Tom Umberg Enters Attorney General’s Race
Democratic Assemblyman Tom Umberg announced his candidacy Thursday for state attorney general and immediately went on the attack, saying that Republican incumbent Dan Lungren has lost the war on crime.
Umberg, a former federal prosecutor and the only Orange County Democrat in the Legislature, vowed to focus on juvenile crime to help keep first-time offenders from becoming revolving-door felons.
During a half-hour news conference, the Garden Grove Democrat repeatedly blasted his opponent in the June Democratic primary, San Francisco Dist. Atty. Arlo Smith, and Lungren. Smith narrowly lost the attorney general’s race to Lungren in 1990.
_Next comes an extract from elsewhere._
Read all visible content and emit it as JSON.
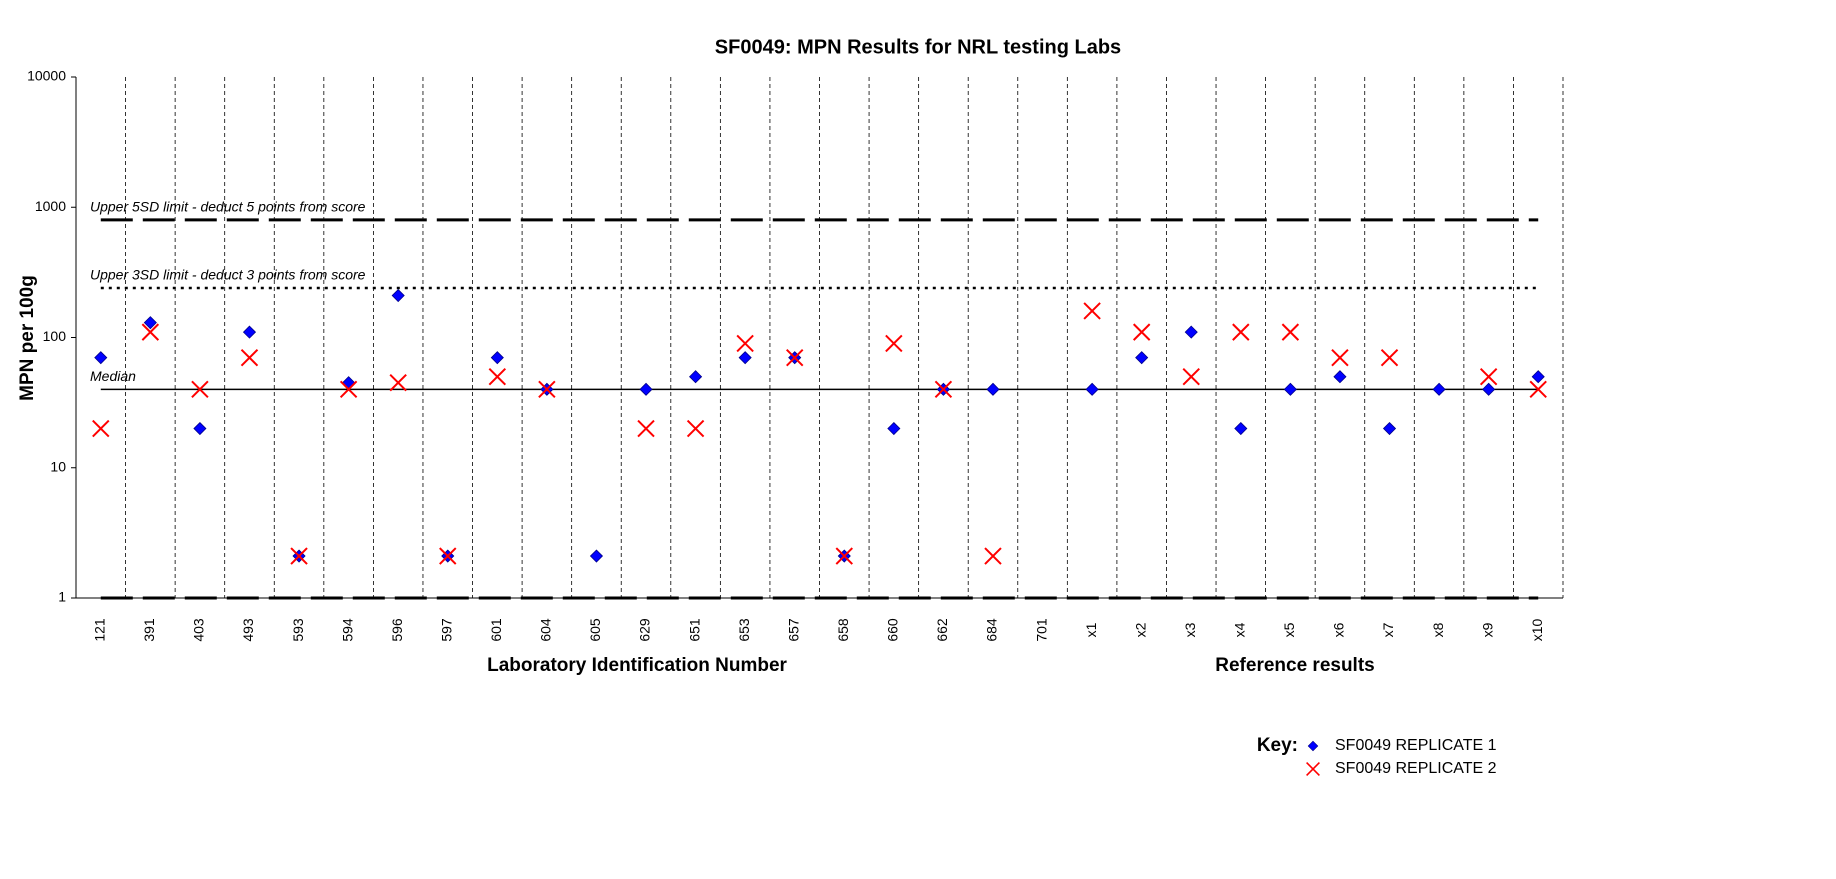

Umberg, 38, said the attorney general has “presided over record-breaking violent crime” while failing to curb gangs, drug dealers and the proliferation of guns in public schools. He ridiculed Smith as an ineffective district attorney, concluding that “with a record like his, Arlo Smith should be running for cover, not for attorney general.”
Smith said Umberg had misrepresented his record and suggested that Umberg lacks the statewide name identification and experience to mount a successful campaign. “I think I’ve probably handled more cases before the U.S. Supreme Court than he’s ever brought to trial,” Smith said. “He’s totally lacking in experience.”
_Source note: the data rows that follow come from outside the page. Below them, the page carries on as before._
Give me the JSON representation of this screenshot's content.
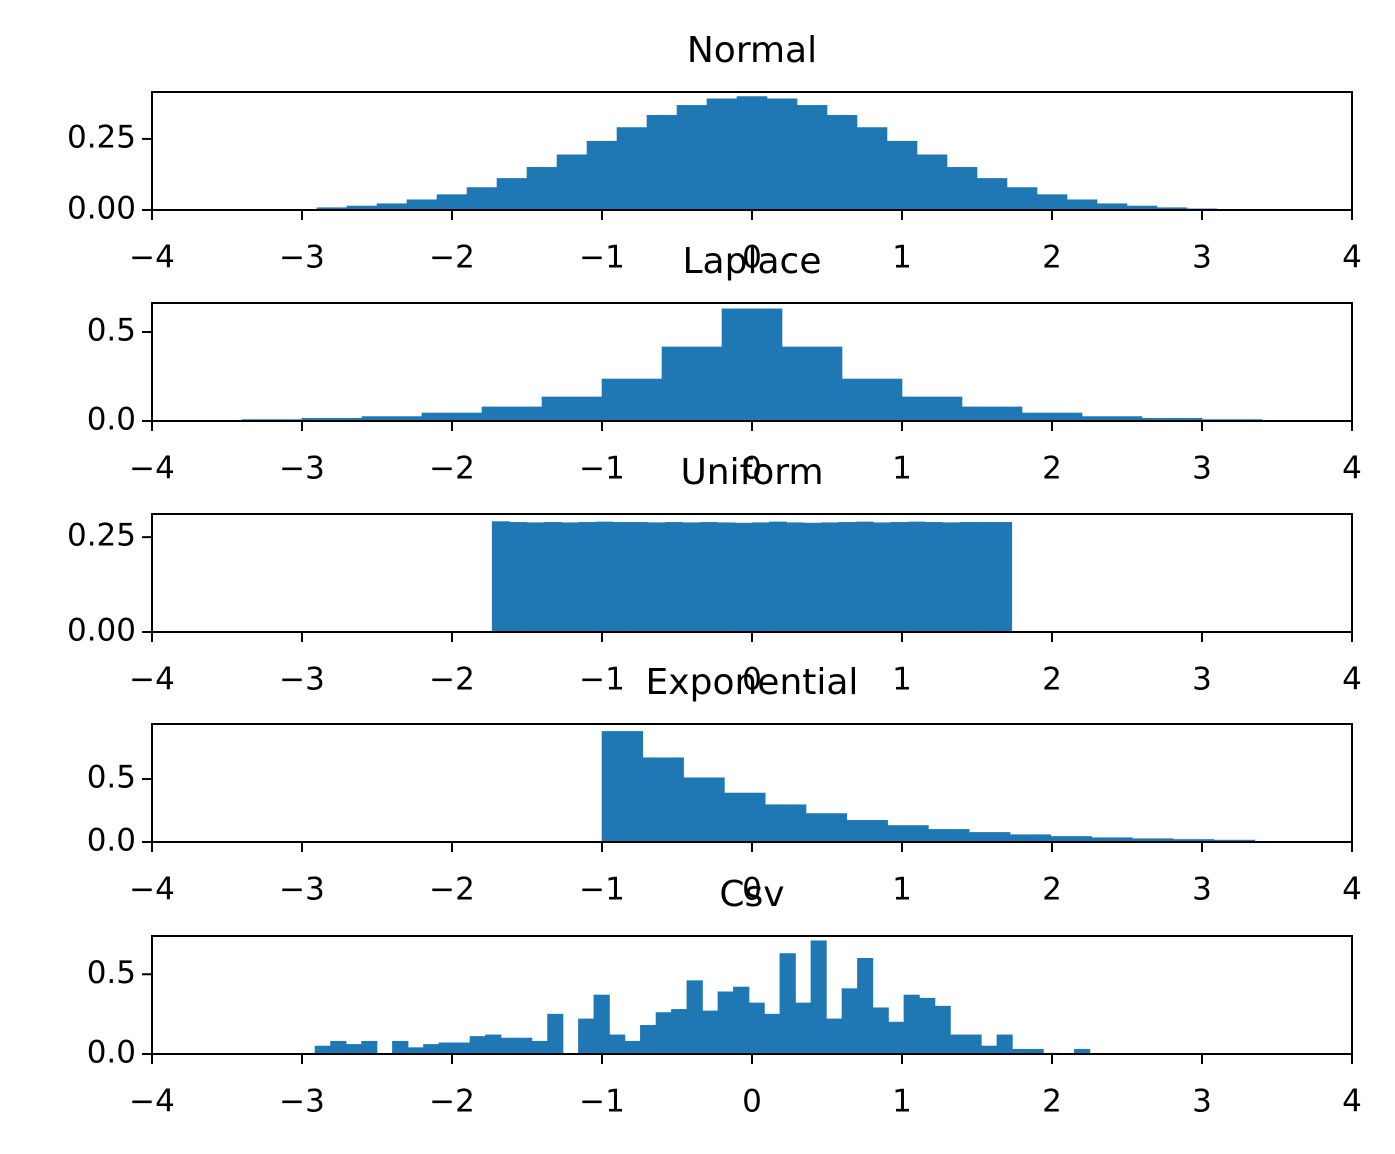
{
  "chart_data": [
    {
      "type": "histogram",
      "title": "Normal",
      "color": "#1f77b4",
      "bins": [
        -2.9,
        -2.7,
        -2.5,
        -2.3,
        -2.1,
        -1.9,
        -1.7,
        -1.5,
        -1.3,
        -1.1,
        -0.9,
        -0.7,
        -0.5,
        -0.3,
        -0.1,
        0.1,
        0.3,
        0.5,
        0.7,
        0.9,
        1.1,
        1.3,
        1.5,
        1.7,
        1.9,
        2.1,
        2.3,
        2.5,
        2.7,
        2.9,
        3.1
      ],
      "values": [
        0.008,
        0.014,
        0.022,
        0.036,
        0.054,
        0.079,
        0.111,
        0.15,
        0.194,
        0.242,
        0.29,
        0.333,
        0.368,
        0.391,
        0.399,
        0.391,
        0.368,
        0.333,
        0.29,
        0.242,
        0.194,
        0.15,
        0.111,
        0.079,
        0.054,
        0.036,
        0.022,
        0.014,
        0.008,
        0.004
      ],
      "xlim": [
        -4,
        4
      ],
      "ylim": [
        0,
        0.415
      ],
      "xticks": [
        {
          "value": -4,
          "label": "−4"
        },
        {
          "value": -3,
          "label": "−3"
        },
        {
          "value": -2,
          "label": "−2"
        },
        {
          "value": -1,
          "label": "−1"
        },
        0,
        1,
        2,
        3,
        4
      ],
      "yticks": [
        {
          "value": 0,
          "label": "0.00"
        },
        0.25
      ]
    },
    {
      "type": "histogram",
      "title": "Laplace",
      "color": "#1f77b4",
      "bins": [
        -3.4,
        -3.0,
        -2.6,
        -2.2,
        -1.8,
        -1.4,
        -1.0,
        -0.6,
        -0.2,
        0.2,
        0.6,
        1.0,
        1.4,
        1.8,
        2.2,
        2.6,
        3.0,
        3.4
      ],
      "values": [
        0.008,
        0.015,
        0.025,
        0.045,
        0.079,
        0.135,
        0.236,
        0.416,
        0.63,
        0.416,
        0.236,
        0.135,
        0.079,
        0.045,
        0.025,
        0.015,
        0.008
      ],
      "xlim": [
        -4,
        4
      ],
      "ylim": [
        0,
        0.663
      ],
      "xticks": [
        {
          "value": -4,
          "label": "−4"
        },
        {
          "value": -3,
          "label": "−3"
        },
        {
          "value": -2,
          "label": "−2"
        },
        {
          "value": -1,
          "label": "−1"
        },
        0,
        1,
        2,
        3,
        4
      ],
      "yticks": [
        {
          "value": 0,
          "label": "0.0"
        },
        0.5
      ]
    },
    {
      "type": "histogram",
      "title": "Uniform",
      "color": "#1f77b4",
      "bins": [
        -1.732,
        -1.617,
        -1.501,
        -1.386,
        -1.27,
        -1.155,
        -1.039,
        -0.924,
        -0.808,
        -0.693,
        -0.577,
        -0.462,
        -0.346,
        -0.231,
        -0.115,
        0,
        0.115,
        0.231,
        0.346,
        0.462,
        0.577,
        0.693,
        0.808,
        0.924,
        1.039,
        1.155,
        1.27,
        1.386,
        1.501,
        1.617,
        1.732
      ],
      "values": [
        0.291,
        0.289,
        0.288,
        0.289,
        0.288,
        0.289,
        0.29,
        0.289,
        0.289,
        0.288,
        0.289,
        0.288,
        0.289,
        0.288,
        0.287,
        0.288,
        0.29,
        0.288,
        0.287,
        0.288,
        0.289,
        0.29,
        0.288,
        0.289,
        0.29,
        0.289,
        0.288,
        0.289,
        0.289,
        0.289
      ],
      "xlim": [
        -4,
        4
      ],
      "ylim": [
        0,
        0.311
      ],
      "xticks": [
        {
          "value": -4,
          "label": "−4"
        },
        {
          "value": -3,
          "label": "−3"
        },
        {
          "value": -2,
          "label": "−2"
        },
        {
          "value": -1,
          "label": "−1"
        },
        0,
        1,
        2,
        3,
        4
      ],
      "yticks": [
        {
          "value": 0,
          "label": "0.00"
        },
        0.25
      ]
    },
    {
      "type": "histogram",
      "title": "Exponential",
      "color": "#1f77b4",
      "bins": [
        -1,
        -0.728,
        -0.456,
        -0.184,
        0.088,
        0.36,
        0.632,
        0.904,
        1.176,
        1.448,
        1.72,
        1.992,
        2.264,
        2.536,
        2.808,
        3.08,
        3.352
      ],
      "values": [
        0.878,
        0.669,
        0.51,
        0.389,
        0.296,
        0.226,
        0.172,
        0.131,
        0.1,
        0.076,
        0.058,
        0.044,
        0.034,
        0.026,
        0.02,
        0.015
      ],
      "xlim": [
        -4,
        4
      ],
      "ylim": [
        0,
        0.937
      ],
      "xticks": [
        {
          "value": -4,
          "label": "−4"
        },
        {
          "value": -3,
          "label": "−3"
        },
        {
          "value": -2,
          "label": "−2"
        },
        {
          "value": -1,
          "label": "−1"
        },
        0,
        1,
        2,
        3,
        4
      ],
      "yticks": [
        {
          "value": 0,
          "label": "0.0"
        },
        0.5
      ]
    },
    {
      "type": "histogram",
      "title": "Csv",
      "color": "#1f77b4",
      "bins": [
        -2.913,
        -2.81,
        -2.706,
        -2.603,
        -2.5,
        -2.397,
        -2.293,
        -2.19,
        -2.087,
        -1.983,
        -1.88,
        -1.777,
        -1.673,
        -1.57,
        -1.467,
        -1.363,
        -1.26,
        -1.157,
        -1.054,
        -0.95,
        -0.847,
        -0.744,
        -0.64,
        -0.537,
        -0.434,
        -0.33,
        -0.227,
        -0.124,
        -0.02,
        0.083,
        0.186,
        0.29,
        0.393,
        0.496,
        0.6,
        0.703,
        0.806,
        0.91,
        1.013,
        1.116,
        1.22,
        1.323,
        1.426,
        1.529,
        1.633,
        1.736,
        1.839,
        1.943,
        2.046,
        2.149,
        2.253
      ],
      "values": [
        0.05,
        0.08,
        0.06,
        0.08,
        0,
        0.08,
        0.04,
        0.06,
        0.07,
        0.07,
        0.11,
        0.12,
        0.1,
        0.1,
        0.08,
        0.25,
        0,
        0.22,
        0.37,
        0.12,
        0.08,
        0.18,
        0.26,
        0.28,
        0.46,
        0.27,
        0.39,
        0.42,
        0.32,
        0.25,
        0.63,
        0.32,
        0.71,
        0.22,
        0.41,
        0.6,
        0.29,
        0.2,
        0.37,
        0.35,
        0.3,
        0.12,
        0.12,
        0.05,
        0.12,
        0.03,
        0.03,
        0.005,
        0,
        0.03
      ],
      "xlim": [
        -4,
        4
      ],
      "ylim": [
        0,
        0.74
      ],
      "xticks": [
        {
          "value": -4,
          "label": "−4"
        },
        {
          "value": -3,
          "label": "−3"
        },
        {
          "value": -2,
          "label": "−2"
        },
        {
          "value": -1,
          "label": "−1"
        },
        0,
        1,
        2,
        3,
        4
      ],
      "yticks": [
        {
          "value": 0,
          "label": "0.0"
        },
        0.5
      ]
    }
  ]
}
Joanne Stabler, Lungren’s campaign manager, defended the attorney general’s record, saying that the state crime rate fell last year and that Lungren has worked hard to press legislation designed to combat gangs and school violence. She also criticized Umberg for failing to push more legislation through the Assembly Public Safety Committee, a traditional graveyard for tough crime bills.
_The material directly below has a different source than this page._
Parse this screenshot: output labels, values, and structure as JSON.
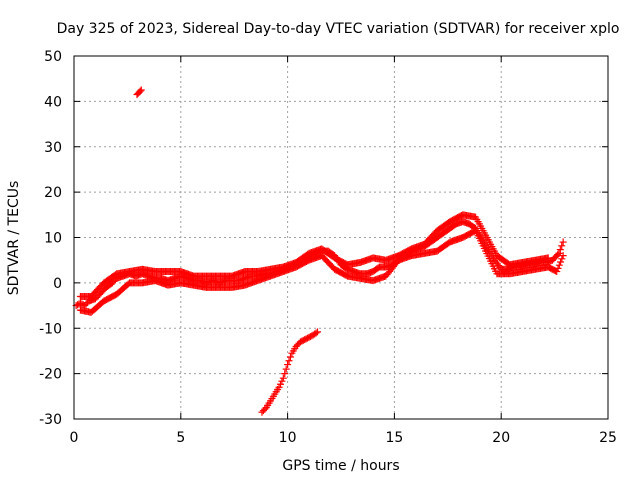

“The Rip van Winkle of the Public Safety Committee has finally awakened,” she said. “He’s been sitting on that committee for a long time now and hasn’t put forth any tough crime-fighting legislation.”
Umberg’s opponents also criticized him for failing early on to champion the “three strikes, you’re out” measure proposed for the ballot. Umberg is pushing his own “three strikes” bill, which he calls a “good first step,” and said he is a backer of the ballot initiative.
First elected to political office in 1990, Umberg has been embraced by state Democratic leaders as a rising star, someone whose credentials as a moderate legislator, former military officer and prosecutor might help expand the party’s base.
Umberg hopes to use a growing campaign bankroll, ties to law enforcement groups and a network of support from fellow Assembly Democrats to help his campaign.